To live art is to engage with the common life while remaining removed from it in spirit. (And I don't think you can transform yourself into the arm or big toe of a fraternal institution and still pull this off.) You will not be in the prison of your mind, nor will you be in the prison of the world. You will dye the world in colors you like, rather than becoming dyed in her colors. You will occupy the glorious middle, where everything happens where powers surge forth from the mind and infect a hapless world with some luster. For your colors are always more interesting than the chaos of nature or of a frat. Nature creates tsunamis and Ebola, just as frats create exclusion and alcoholism. Individual man creates The Sistine Chapel and the polio vaccine.

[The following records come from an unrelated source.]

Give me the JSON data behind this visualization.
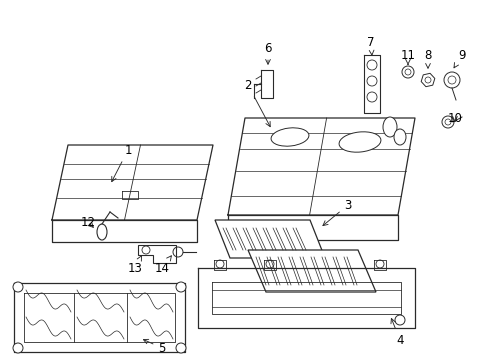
{
  "background_color": "#ffffff",
  "line_color": "#2a2a2a",
  "label_color": "#000000",
  "figsize": [
    4.89,
    3.6
  ],
  "dpi": 100
}
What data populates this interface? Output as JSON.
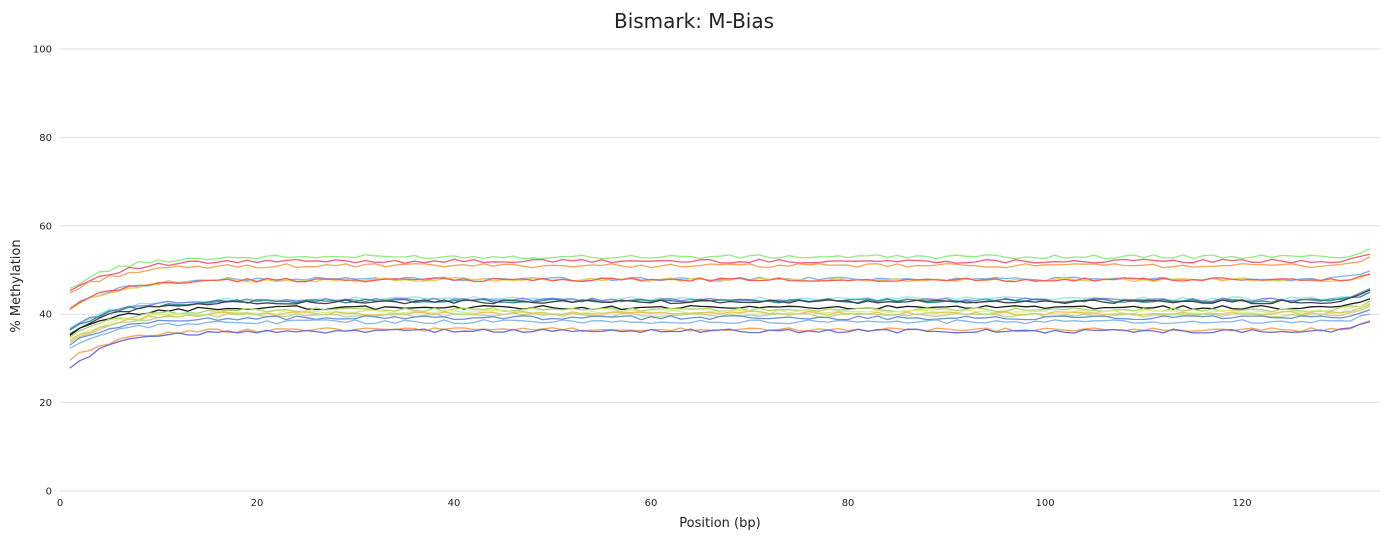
{
  "chart_data": {
    "type": "line",
    "title": "Bismark: M-Bias",
    "xlabel": "Position (bp)",
    "ylabel": "% Methylation",
    "xlim": [
      0,
      134
    ],
    "ylim": [
      0,
      100
    ],
    "x_ticks": [
      0,
      20,
      40,
      60,
      80,
      100,
      120
    ],
    "y_ticks": [
      0,
      20,
      40,
      60,
      80,
      100
    ],
    "x_tick_labels": [
      "0",
      "20",
      "40",
      "60",
      "80",
      "100",
      "120"
    ],
    "y_tick_labels": [
      "0",
      "20",
      "40",
      "60",
      "80",
      "100"
    ],
    "grid": true,
    "legend": "none",
    "x_range": [
      1,
      133
    ],
    "series": [
      {
        "color": "#90ed7d",
        "start": 45.8,
        "plateau": 53.0,
        "end": 54.8
      },
      {
        "color": "#f15c80",
        "start": 45.3,
        "plateau": 52.0,
        "end": 53.6
      },
      {
        "color": "#f7a35c",
        "start": 44.8,
        "plateau": 51.0,
        "end": 53.0
      },
      {
        "color": "#7cb5ec",
        "start": 41.2,
        "plateau": 48.0,
        "end": 49.8
      },
      {
        "color": "#e4d354",
        "start": 41.0,
        "plateau": 47.8,
        "end": 49.2
      },
      {
        "color": "#f45b5b",
        "start": 41.3,
        "plateau": 47.8,
        "end": 49.0
      },
      {
        "color": "#91e8e1",
        "start": 36.8,
        "plateau": 43.5,
        "end": 45.5
      },
      {
        "color": "#8085e9",
        "start": 36.6,
        "plateau": 43.2,
        "end": 45.8
      },
      {
        "color": "#2b908f",
        "start": 36.4,
        "plateau": 43.0,
        "end": 45.0
      },
      {
        "color": "#434348",
        "start": 35.5,
        "plateau": 42.8,
        "end": 45.5
      },
      {
        "color": "#1b1b1b",
        "start": 35.2,
        "plateau": 41.5,
        "end": 43.5
      },
      {
        "color": "#a6d96a",
        "start": 34.8,
        "plateau": 41.0,
        "end": 43.0
      },
      {
        "color": "#d9ef8b",
        "start": 34.5,
        "plateau": 40.5,
        "end": 42.5
      },
      {
        "color": "#f0c05a",
        "start": 34.0,
        "plateau": 40.2,
        "end": 42.2
      },
      {
        "color": "#b8d88b",
        "start": 33.6,
        "plateau": 39.8,
        "end": 41.8
      },
      {
        "color": "#6f8fd8",
        "start": 33.0,
        "plateau": 39.2,
        "end": 41.0
      },
      {
        "color": "#8ab6e8",
        "start": 32.3,
        "plateau": 38.3,
        "end": 40.0
      },
      {
        "color": "#f7a35c",
        "start": 29.6,
        "plateau": 36.5,
        "end": 38.5
      },
      {
        "color": "#6a6ed6",
        "start": 27.8,
        "plateau": 36.2,
        "end": 38.3
      }
    ]
  }
}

When I first arrived at Dartmouth, I thought that I was going to become dyed in its ever-fresh Ivy green color (to some extent). I thought that my college self would somehow be different from my high school self. Many of you may find this to be true, but I haven't. I've only progressed to mildly more articulate incarnations of the same befuddled person. I find that I am a harbor on which I am eternally landing just as I eternally depart. To throw in your lot with the masses is to land on a deserted isle. It is self-marooning. It is to refuse the journey toward one's own continent.

Godspeed, 30 percent! ... and 70 percent, too.